The voluntary, community and social enterprise sector officially signed an MoU with the GM Health and Social Care Partnership in February 2017, which sets out shared priorities between the two sectors, outlining work that is underpinned by £1.1m in funding to the sector until 2021. However, the GM VCSE Leadership Group has been contributing to health and social care activity since budgets were devolved last April.
Other areas that have been devolved include: transport, criminal justice, further education and skills, business support, employment support, land and housing, and mayoral powers over police and fire services.
Taking Charge of our Health and Social Care
The strategic NHS plan for Greater Manchester for 2016 - 2021 is focused on four ‘bubbles’ of activity: a radical upgrade in population health, transforming care in localities, standardising acute hospital care, and standardising clinical support and back office services. It aims integrate the spending of health and social care budgets and in doing so achieve better outcomes at lower costs.

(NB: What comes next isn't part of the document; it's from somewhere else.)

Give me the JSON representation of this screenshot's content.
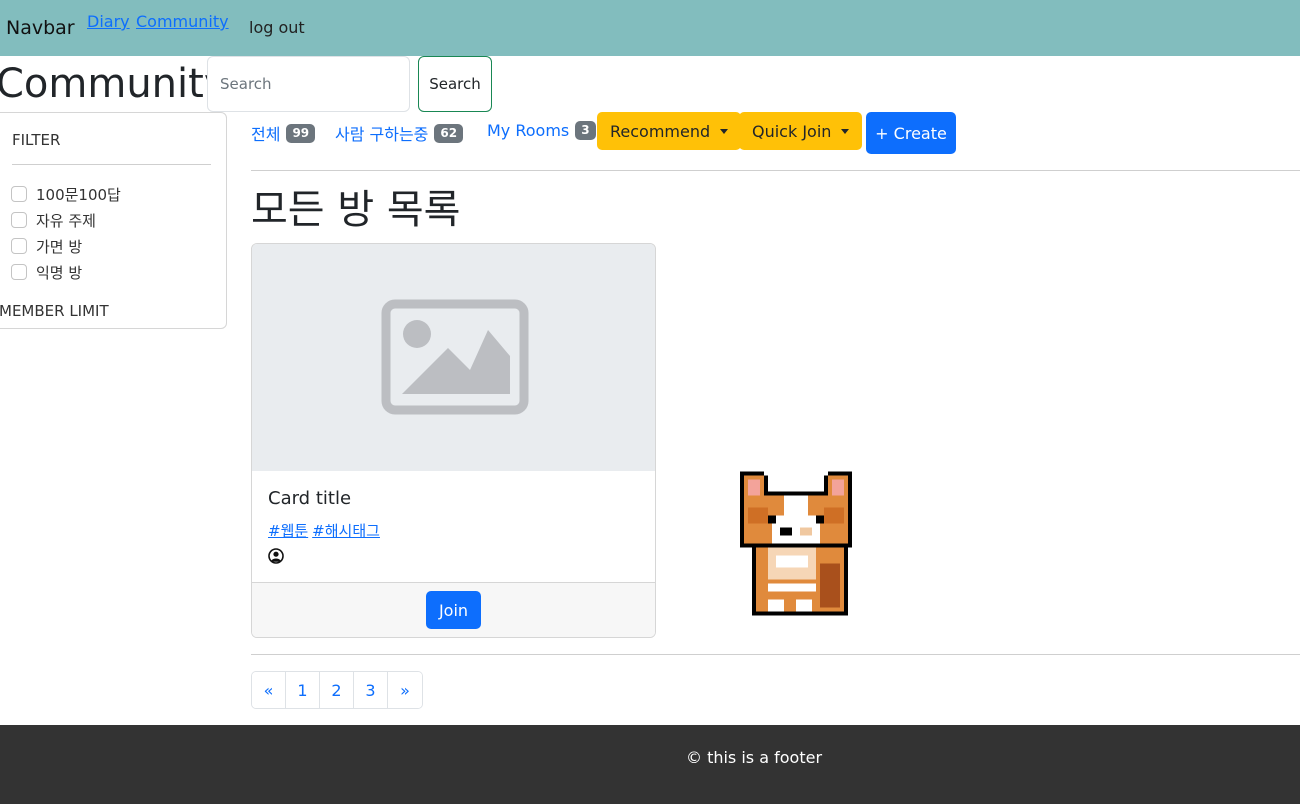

The sector and VSNW have had significant involvement in health and social care devolution, with areas of activity including:
Taking Charge Together, engaging communities on the Taking Charge strategic plan, focused on hard to reach cohorts and led by GMCVO. This involved dozens of voluntary and community groups and local healthwatches, and held 1,500 conversations in a short time period.
Cancer Champions, Answer Cancer aims to increase the number of people attending cancer screening across Greater Manchester and improve cancer awareness. For email correspondence, contact: info@answercancergm.org.uk
The GM VCSE Leadership Group, a 'coalition of the willing' that seeks to promote the sector's role in devolution. It brokered the VCSE MoU with the Health and Social Care Partnership and feeds into strategic boards and policy developments.
The GM VCSE Assembly, a regular meeting forum for sector organisations and key public sector individuals.
The Memorandum of Understanding (right) between the Health and Social Care Partnership and VCSE sector will enable more joint work between the two.
The Greater Manchester VCSE Leadership Group
In July 2015, a group of VCSE sector leaders wrote to the interim Mayor, Tony Lloyd, to begin to develop a programme of engagement with the sector. The letter suggested creating a Memorandum of Understanding, a VCSE Strategic Partners programme, and outlined the sector’s expertise in communications and engagement of hard to reach communities.
The letter sparked a series of conversations, which resulted in Sir Richard Leese, Leader of Manchester City Council, asking VCSE organisations to ‘bring us your offer’ for devolution at VSNW’s conference in 2015.
VSNW convened a ‘Day in the Future of Greater Manchester’ for VCSE organisations to begin to develop the sector’s offer in December 2015, where a shared vision was agreed of ‘eradicating inequality in a generation’s time.’
Since then, the GM VCSE Leadership Group (formerly called the Devolution Reference Group) has been formed, a partnership of eighteen VCSE organisations who are working to promote the role and involvement of the VCSE sector and communities in devolution. The group has been meeting since February 2016 and members are now directly inputting to H&SC workstreams in Greater Manchester.